Caiu pra dentro puxando minhas cobertas.Ligou a TV e fez sinal de silêncio.
- Fica quietinha.Psiu!
Quando estava conseguindo fechar o olho, me sacudiu:
- Me faz um lanche?
- O quê ?! Na sua casa você tem duas empregadas...aqui a única empregada sou eu.
Nossos olhos foram cerrando aos poucos.De repente acordei assustada:
- Eu não posso mais faltar no serviço.Você precisa me deixar dormir só um pouquinho mais.
Nos abraçamos sentados e fomos escorregando até o chão.Quatro e quarenta.O assobio do guarda noturno.Estávamos um grudado na camiseta do outro.

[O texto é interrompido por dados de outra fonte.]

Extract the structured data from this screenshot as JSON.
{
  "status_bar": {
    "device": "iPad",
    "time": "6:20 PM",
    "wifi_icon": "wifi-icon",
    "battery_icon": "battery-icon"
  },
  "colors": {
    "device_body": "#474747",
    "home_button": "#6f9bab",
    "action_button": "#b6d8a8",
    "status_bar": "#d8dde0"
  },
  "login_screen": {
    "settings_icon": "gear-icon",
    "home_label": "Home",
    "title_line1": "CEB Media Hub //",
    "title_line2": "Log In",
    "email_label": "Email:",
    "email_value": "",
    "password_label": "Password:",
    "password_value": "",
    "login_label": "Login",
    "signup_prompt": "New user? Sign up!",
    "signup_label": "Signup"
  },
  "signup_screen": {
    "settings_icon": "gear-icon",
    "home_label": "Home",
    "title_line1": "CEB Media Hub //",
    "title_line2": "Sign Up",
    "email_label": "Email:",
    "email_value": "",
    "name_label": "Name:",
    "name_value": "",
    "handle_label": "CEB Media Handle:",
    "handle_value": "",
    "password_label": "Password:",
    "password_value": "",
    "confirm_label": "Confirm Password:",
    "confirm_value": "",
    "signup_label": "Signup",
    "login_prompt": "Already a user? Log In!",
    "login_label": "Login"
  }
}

Quando abri os olhos era uma hora da tarde e mais uma vez havia perdido a hora.Chamei por ele e não estava mais ao meu lado.De repente apareceu com a toalha enrolada na cabeça:
- Não tem shampoo nesta casa?
Nossa, se meu pai soubesse desses detalhes, enfartava de pura raiva.
Eu não saia mais de casa e ele ficava ali comigo.Fazíamos de tudo um pouco e só não transávamos.A comida estava acabando e o dinheiro também.Mas pra quê comer, beber...se eu tinha o seu corpo para me deleitar?